The Sri Lanka Export Development Board in association with the Sri Lanka Wellness Tourism Association has been exploring the potential of wellness tourism with local stakeholders. They believe that Sri Lanka has all the necessary attributes to become a leading global wellness destination. Although medical tourism is still nascent in Sri Lanka, it too has the potential to become a promising part of tourism in the country.
The level of promotion being undertaken to attract wellness tourists to Sri Lanka is currently quite limited when compared with Kerala and Thailand, although Sri Lanka has several wellness destinations.
Sri Lankan authorities believe that it is important to take a holistic approach in terms of the country’s promotion and marketing of this high value tourism segment.
There is currently a lack of awareness among travellers about what Sri Lanka has to offer as a wellness destination. There is a marketability of Sri Lanka’s resorts and spas to European and Asian health tourists, and the island’s indigenous Ayurveda industry is a huge asset in the sector.
Sri Lanka could perform well in wellness tourism, as the country has managed the COVID-19 crisis successfully in terms of recording low numbers of cases and deaths. Sri Lanka Tourism has also been in discussion with the European Union Office in Colombo regarding the most effective use of a €3.5 million (US$4m) government to government grant offered to help recover from the crisis.
This grant will be used to support and promote wellness tourism, including Ayurveda and Sri Lanka’s own indigenous traditional medicine, hela wedakama. Sri Lanka Tourism has agreed with the EU to use the money on product development, branding, marketing, and certification of wellness resorts, focusing on Ayurveda and hela wedakama. Product development will be led by the private sector.

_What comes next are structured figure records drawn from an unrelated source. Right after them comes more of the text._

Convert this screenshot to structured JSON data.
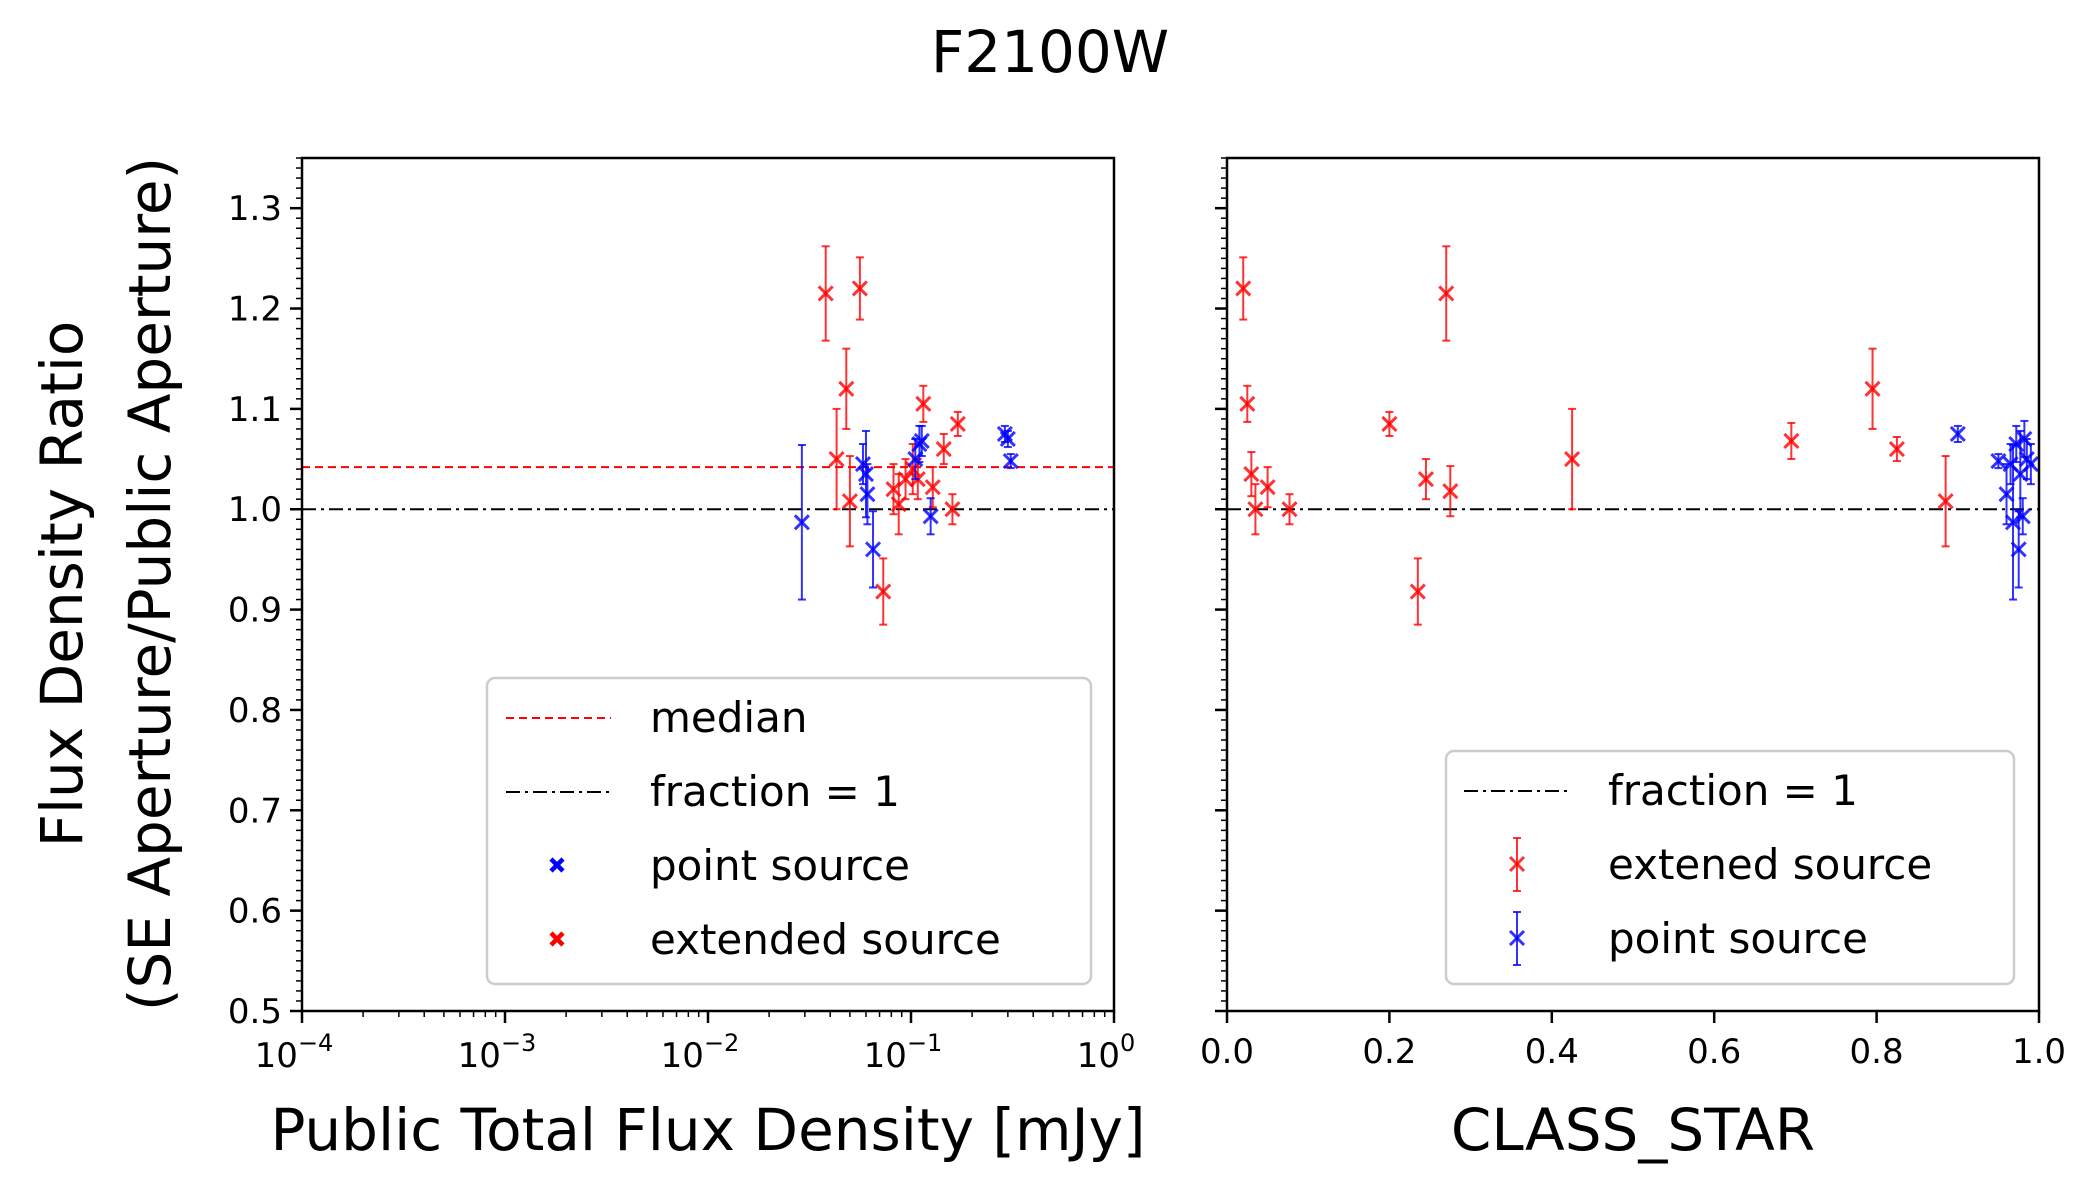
{
  "figure_title": "F2100W",
  "colors": {
    "extended": "#ff0000",
    "point": "#0000ff",
    "median": "#ff0000",
    "unity": "#000000"
  },
  "chart_data": [
    {
      "type": "scatter",
      "id": "left",
      "title": "",
      "xlabel": "Public Total Flux Density [mJy]",
      "ylabel_line1": "Flux Density Ratio",
      "ylabel_line2": "(SE Aperture/Public Aperture)",
      "xscale": "log",
      "xlim": [
        0.0001,
        1
      ],
      "ylim": [
        0.5,
        1.35
      ],
      "xtick_labels": [
        {
          "value": 0.0001,
          "base": "10",
          "exp": "−4"
        },
        {
          "value": 0.001,
          "base": "10",
          "exp": "−3"
        },
        {
          "value": 0.01,
          "base": "10",
          "exp": "−2"
        },
        {
          "value": 0.1,
          "base": "10",
          "exp": "−1"
        },
        {
          "value": 1,
          "base": "10",
          "exp": "0"
        }
      ],
      "yticks": [
        "0.5",
        "0.6",
        "0.7",
        "0.8",
        "0.9",
        "1.0",
        "1.1",
        "1.2",
        "1.3"
      ],
      "median": 1.042,
      "unity": 1.0,
      "legend": {
        "position": "lower-right",
        "median": "median",
        "unity": "fraction = 1",
        "point": "point source",
        "extended": "extended source"
      },
      "series": [
        {
          "name": "extended source",
          "points": [
            {
              "x": 0.038,
              "y": 1.215,
              "err": 0.047
            },
            {
              "x": 0.056,
              "y": 1.22,
              "err": 0.031
            },
            {
              "x": 0.048,
              "y": 1.12,
              "err": 0.04
            },
            {
              "x": 0.043,
              "y": 1.05,
              "err": 0.05
            },
            {
              "x": 0.05,
              "y": 1.008,
              "err": 0.045
            },
            {
              "x": 0.073,
              "y": 0.918,
              "err": 0.033
            },
            {
              "x": 0.082,
              "y": 1.02,
              "err": 0.025
            },
            {
              "x": 0.087,
              "y": 1.005,
              "err": 0.03
            },
            {
              "x": 0.094,
              "y": 1.03,
              "err": 0.02
            },
            {
              "x": 0.102,
              "y": 1.04,
              "err": 0.025
            },
            {
              "x": 0.108,
              "y": 1.03,
              "err": 0.02
            },
            {
              "x": 0.115,
              "y": 1.105,
              "err": 0.018
            },
            {
              "x": 0.128,
              "y": 1.022,
              "err": 0.02
            },
            {
              "x": 0.145,
              "y": 1.06,
              "err": 0.015
            },
            {
              "x": 0.16,
              "y": 1.0,
              "err": 0.015
            },
            {
              "x": 0.17,
              "y": 1.085,
              "err": 0.012
            }
          ]
        },
        {
          "name": "point source",
          "points": [
            {
              "x": 0.029,
              "y": 0.987,
              "err": 0.077
            },
            {
              "x": 0.058,
              "y": 1.045,
              "err": 0.02
            },
            {
              "x": 0.06,
              "y": 1.035,
              "err": 0.043
            },
            {
              "x": 0.061,
              "y": 1.015,
              "err": 0.03
            },
            {
              "x": 0.065,
              "y": 0.96,
              "err": 0.038
            },
            {
              "x": 0.105,
              "y": 1.05,
              "err": 0.02
            },
            {
              "x": 0.11,
              "y": 1.065,
              "err": 0.018
            },
            {
              "x": 0.113,
              "y": 1.068,
              "err": 0.015
            },
            {
              "x": 0.125,
              "y": 0.993,
              "err": 0.018
            },
            {
              "x": 0.29,
              "y": 1.075,
              "err": 0.008
            },
            {
              "x": 0.3,
              "y": 1.07,
              "err": 0.008
            },
            {
              "x": 0.31,
              "y": 1.048,
              "err": 0.007
            }
          ]
        }
      ]
    },
    {
      "type": "scatter",
      "id": "right",
      "title": "",
      "xlabel": "CLASS_STAR",
      "ylabel": "",
      "xscale": "linear",
      "xlim": [
        0.0,
        1.0
      ],
      "ylim": [
        0.5,
        1.35
      ],
      "xticks": [
        "0.0",
        "0.2",
        "0.4",
        "0.6",
        "0.8",
        "1.0"
      ],
      "unity": 1.0,
      "legend": {
        "position": "lower-right",
        "unity": "fraction = 1",
        "extended": "extened source",
        "point": "point source"
      },
      "series": [
        {
          "name": "extended source",
          "points": [
            {
              "x": 0.02,
              "y": 1.22,
              "err": 0.031
            },
            {
              "x": 0.025,
              "y": 1.105,
              "err": 0.018
            },
            {
              "x": 0.03,
              "y": 1.035,
              "err": 0.022
            },
            {
              "x": 0.035,
              "y": 1.0,
              "err": 0.025
            },
            {
              "x": 0.05,
              "y": 1.022,
              "err": 0.02
            },
            {
              "x": 0.077,
              "y": 1.0,
              "err": 0.015
            },
            {
              "x": 0.2,
              "y": 1.085,
              "err": 0.012
            },
            {
              "x": 0.235,
              "y": 0.918,
              "err": 0.033
            },
            {
              "x": 0.245,
              "y": 1.03,
              "err": 0.02
            },
            {
              "x": 0.27,
              "y": 1.215,
              "err": 0.047
            },
            {
              "x": 0.275,
              "y": 1.018,
              "err": 0.025
            },
            {
              "x": 0.425,
              "y": 1.05,
              "err": 0.05
            },
            {
              "x": 0.695,
              "y": 1.068,
              "err": 0.018
            },
            {
              "x": 0.795,
              "y": 1.12,
              "err": 0.04
            },
            {
              "x": 0.825,
              "y": 1.06,
              "err": 0.012
            },
            {
              "x": 0.885,
              "y": 1.008,
              "err": 0.045
            }
          ]
        },
        {
          "name": "point source",
          "points": [
            {
              "x": 0.9,
              "y": 1.075,
              "err": 0.008
            },
            {
              "x": 0.95,
              "y": 1.048,
              "err": 0.007
            },
            {
              "x": 0.96,
              "y": 1.015,
              "err": 0.03
            },
            {
              "x": 0.965,
              "y": 1.045,
              "err": 0.02
            },
            {
              "x": 0.968,
              "y": 0.987,
              "err": 0.077
            },
            {
              "x": 0.972,
              "y": 1.065,
              "err": 0.018
            },
            {
              "x": 0.975,
              "y": 0.96,
              "err": 0.038
            },
            {
              "x": 0.977,
              "y": 1.035,
              "err": 0.043
            },
            {
              "x": 0.98,
              "y": 0.993,
              "err": 0.018
            },
            {
              "x": 0.982,
              "y": 1.07,
              "err": 0.018
            },
            {
              "x": 0.985,
              "y": 1.05,
              "err": 0.02
            },
            {
              "x": 0.99,
              "y": 1.045,
              "err": 0.02
            }
          ]
        }
      ]
    }
  ]
}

Sri Lanka Tourism is working with the Ministry of Health to finalise regulations relating to Ayurveda and hela wedakama, and capacity building. After this a product development and promotional campaign will be launched. The European Development Board has in place a national strategy for wellness and Sri Lanka Tourism will coordinate with them. Sri Lanka Tourism has also set up a wellness group with the private sector for support and ideas that could be incorporated into the action plan.
Leading private healthcare provider, Hemas Hospitals is expecting the medical and wellness tourism industry to be a promising component of Sri Lanka’s healthcare portfolio, going forward as it could grow exponentially when packaged together with other wellness offerings of yoga, Ayurveda, and hela wedakama.
Although medical tourism is still nascent in Sri Lanka, it too has the potential to become a promising part of tourism in the country. Sri Lanka has emerged as the popular medical destination for many Seychellois patients. As the healthcare provider to patients from Seychelles, Hemas Hospitals has taken all necessary steps to follow the procedures, protocols and precautionary measures laid by the Ministry of Health in providing treatment to them.
As the country re-opens, visitors will be required to show a negative PCR test prior to boarding the flight to Sri Lanka, which needs to have been taken within 72 hours of boarding. Upon arrival in Sri Lanka another PCR test will be done. A third test will be required four to five days after arrival, by a mobile unit in coordination with the accommodation provider. A fourth test will be required if staying for more than 10 days. In the event of a positive PCR test, a 14-21 day quarantine in a designated hotel or hospital will take place depending on the details of the case.
All visitors to Sri Lanka will be required to provide proof of travel medical insurance. A ‘Safe & Secure’ certification is offered for registered five/four star category hotels and boutique villas/hotels. The main tourist season typically begins around November.